Le design urbain, qui utilise des pistes cyclables protégées dans les rues pour que les gens se sentent à l’aise pendant la conduite, est une autre forme de design comportemental.

Dans le monde de l’activisme climatique, certaines personnes soutiennent que penser au comportement individuel est une distraction. Le lobby des combustibles fossiles a travaillé pendant des années pour faire du changement climatique un problème de consommation plutôt qu’un problème de l’industrie fossile, inventant même le concept d’« empreinte carbone ». Bien sûr, des changements politiques doivent également être apportés. Mais cela ne signifie pas que les changements individuels ne sont pas pertinents. Dans l’ensemble, il importe de savoir si les gens choisissent de remplacer les voitures à essence par des voitures électriques (ou des vélos) ou des cuisinières à gaz par des cuisinières à induction.

Certains comportements sont particulièrement importants en raison de leur impact démesuré. « La Fondation KR utilise un terme que j’aime : Comportement des points chaudsdit Hernandez. «Ce sont les comportements dont nous savons qu’ils ont le plus grand impact sur le climat – la consommation de viande et de produits laitiers, l’énergie à base de combustibles fossiles, l’utilisation de la voiture et les voyages en avion. Cela diffère quelque peu d’une région à l’autre. L’Inde, par exemple, n’a pas à se concentrer sur la consommation de viande. Et selon la démographie, les personnes à faible revenu ne contribuent pas aux émissions de l’aviation. Cependant, pour la plupart des professionnels soucieux du climat à revenu moyen et/ou supérieur, le plus grand contributeur aux émissions est leurs habitudes de vol.

Le Living Lab explore les moyens d’inciter les consommateurs à adopter une recharge intelligente pour les véhicules électriques, à aider les gens à passer de la voiture à la marche ou au vélo dans les villes et à créer des normes sociales pour réduire les déplacements professionnels. Cet été, les chercheurs publieront un article décrivant les moyens de modifier ces soi-disant comportements de points chauds.
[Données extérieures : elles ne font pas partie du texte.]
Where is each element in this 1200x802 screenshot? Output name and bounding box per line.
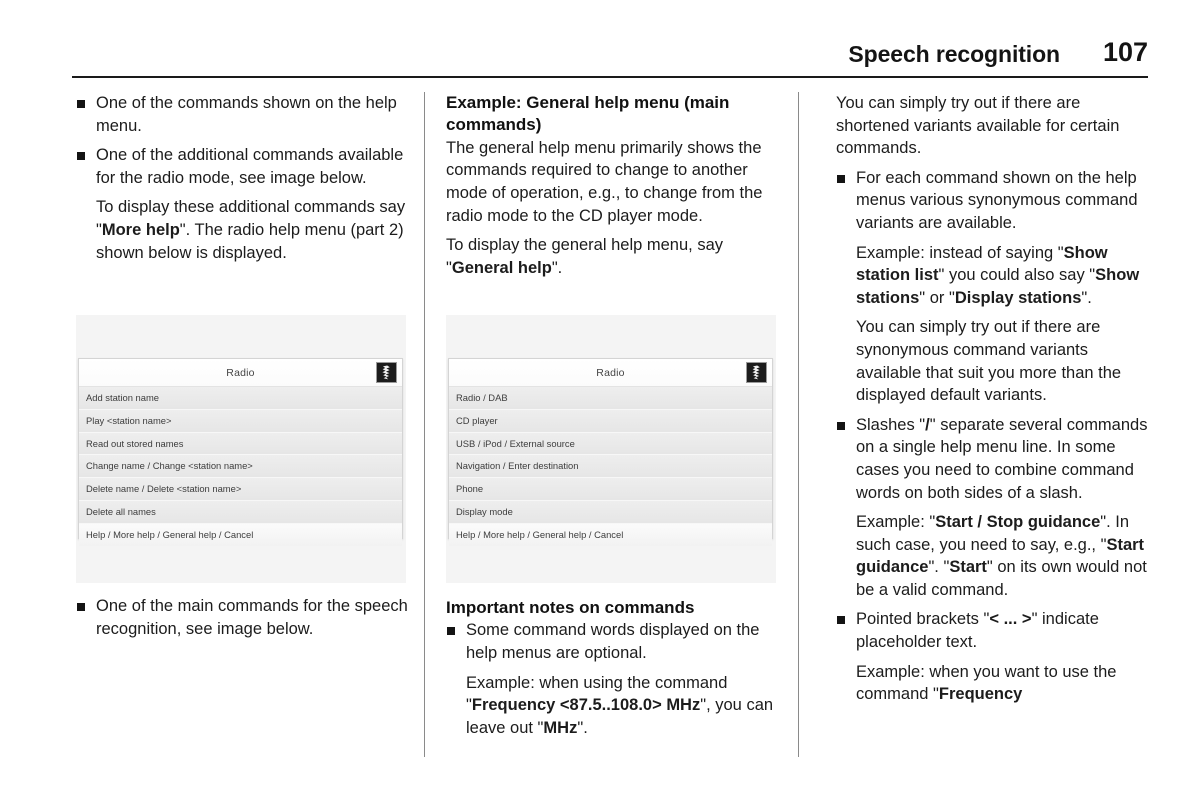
text-post: ". [577,718,588,737]
radio-menu-row[interactable]: Help / More help / General help / Cancel [449,523,772,546]
radio-menu-titlebar: Radio [449,359,772,387]
radio-menu-row[interactable]: Delete all names [79,500,402,524]
command-frequency: Frequency [938,685,1023,704]
column-1: One of the commands shown on the help me… [76,92,408,638]
paragraph-shortened-variants: You can simply try out if there are shor… [836,94,1120,158]
paragraph-frequency-example: Example: when using the command "Frequen… [446,672,780,740]
paragraph-frequency-example-continued: Example: when you want to use the comman… [836,661,1148,706]
list-item: One of the main commands for the speech … [76,595,426,640]
page-title: Speech recognition [848,41,1060,67]
command-start-stop-guidance: Start / Stop guidance [935,513,1101,532]
paragraph-general-help-description: The general help menu primarily shows th… [446,138,763,225]
radio-menu-row[interactable]: Add station name [79,387,402,410]
page-header: Speech recognition 107 [72,20,1148,66]
page-number: 107 [1102,37,1148,67]
command-start: Start [949,558,987,577]
bullet-text: Pointed brackets "< ... >" indicate plac… [856,608,1148,653]
column-3: You can simply try out if there are shor… [836,92,1148,713]
radio-menu-row[interactable]: Help / More help / General help / Cancel [79,523,402,546]
list-item: One of the additional commands available… [76,144,406,189]
text-pre: Slashes " [856,415,926,434]
radio-menu-row[interactable]: Change name / Change <station name> [79,455,402,479]
text-pre: Example: instead of saying " [856,243,1064,262]
paragraph-guidance-example: Example: "Start / Stop guidance". In suc… [836,511,1148,601]
list-item: One of the commands shown on the help me… [76,92,406,137]
column-divider-1 [424,92,425,757]
radio-menu-row[interactable]: CD player [449,409,772,433]
radio-menu-row[interactable]: USB / iPod / External source [449,432,772,456]
radio-menu-title: Radio [596,366,625,379]
radio-menu-row[interactable]: Display mode [449,500,772,524]
command-more-help: More help [101,220,180,239]
radio-menu-panel: Radio Add station name Play <station nam… [78,358,403,546]
paragraph-text: Example: when you want to use the comman… [856,661,1148,706]
radio-menu-row[interactable]: Radio / DAB [449,387,772,410]
text-post: ". [1081,288,1092,307]
text-mid: ". " [928,558,950,577]
radio-menu-row[interactable]: Phone [449,478,772,501]
radio-menu-row[interactable]: Read out stored names [79,432,402,456]
radio-menu-panel: Radio Radio / DAB CD player USB / iPod /… [448,358,773,546]
paragraph-text: Example: "Start / Stop guidance". In suc… [856,511,1148,601]
list-item: Slashes "/" separate several commands on… [836,414,1148,504]
radio-menu-row[interactable]: Navigation / Enter destination [449,455,772,479]
paragraph-text: To display these additional commands say… [96,196,406,264]
text-post: ". [551,258,563,277]
radio-menu-row[interactable]: Delete name / Delete <station name> [79,478,402,501]
paragraph-say-general-help: To display the general help menu, say "G… [446,234,776,279]
page-body-columns: One of the commands shown on the help me… [0,92,1200,792]
radio-menu-row[interactable]: Play <station name> [79,409,402,433]
section-heading-example-general-help: Example: General help menu (main command… [446,93,730,135]
command-general-help: General help [451,258,552,277]
bullet-text: One of the commands shown on the help me… [96,94,397,135]
bullet-text: Some command words displayed on the help… [466,621,760,662]
text-mid: " you could also say " [938,266,1096,285]
speech-recognition-icon[interactable] [746,362,767,383]
paragraph-more-help: To display these additional commands say… [76,196,406,264]
radio-menu-rows: Radio / DAB CD player USB / iPod / Exter… [449,387,772,546]
radio-menu-title: Radio [226,366,255,379]
column-divider-2 [798,92,799,757]
command-mhz: MHz [543,718,578,737]
list-item: Pointed brackets "< ... >" indicate plac… [836,608,1148,653]
paragraph-text: Example: instead of saying "Show station… [856,242,1148,310]
figure-general-help-menu: Radio Radio / DAB CD player USB / iPod /… [446,315,776,583]
section-heading-important-notes: Important notes on commands [446,598,695,617]
text-mid: " or " [919,288,955,307]
paragraph-synonym-example: Example: instead of saying "Show station… [836,242,1148,310]
bullet-text: For each command shown on the help menus… [856,168,1138,232]
bullet-text: One of the main commands for the speech … [96,597,408,638]
text-pre: Pointed brackets " [856,610,990,629]
paragraph-try-synonymous-variants: You can simply try out if there are syno… [836,316,1148,406]
text-pre: Example: " [856,513,936,532]
bullet-text: Slashes "/" separate several commands on… [856,414,1148,504]
figure-radio-help-menu-part2: Radio Add station name Play <station nam… [76,315,406,583]
column-2: Example: General help menu (main command… [446,92,776,737]
bullet-text: One of the additional commands available… [96,146,404,187]
command-frequency-mhz: Frequency <87.5..108.0> MHz [471,696,701,715]
pointed-brackets-symbol: < ... > [989,610,1032,629]
speech-recognition-icon[interactable] [376,362,397,383]
header-divider-rule [72,76,1148,78]
radio-menu-titlebar: Radio [79,359,402,387]
paragraph-text: You can simply try out if there are syno… [856,318,1122,405]
paragraph-text: Example: when using the command "Frequen… [466,672,780,740]
radio-menu-rows: Add station name Play <station name> Rea… [79,387,402,546]
command-display-stations: Display stations [954,288,1082,307]
list-item: Some command words displayed on the help… [446,619,780,664]
list-item: For each command shown on the help menus… [836,167,1148,235]
important-notes-block: Important notes on commands Some command… [446,597,780,746]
Plusieurs facteurs sont importants pour le succès de la conception comportementale, à commencer par investir suffisamment de temps et d’argent pour tester, ajuster et retester de nouvelles itérations. Ceux qui travaillent sur les interventions devraient également former des coalitions ; Si un gouvernement veut réduire l’utilisation de la voiture, il doit travailler avec des entreprises de partage de vélos et de scooters et d’autres chercheurs pour étudier comment de nouveaux produits peuvent contribuer à l’adoption et à l’utilisation. Mais les interventions doivent aussi être ambitieuses. “Nous pouvons voir plus grand que les panneaux d’affichage ou les bacs de recyclage verts”, déclare Hernandez. “Le destin de la planète est littéralement en jeu.”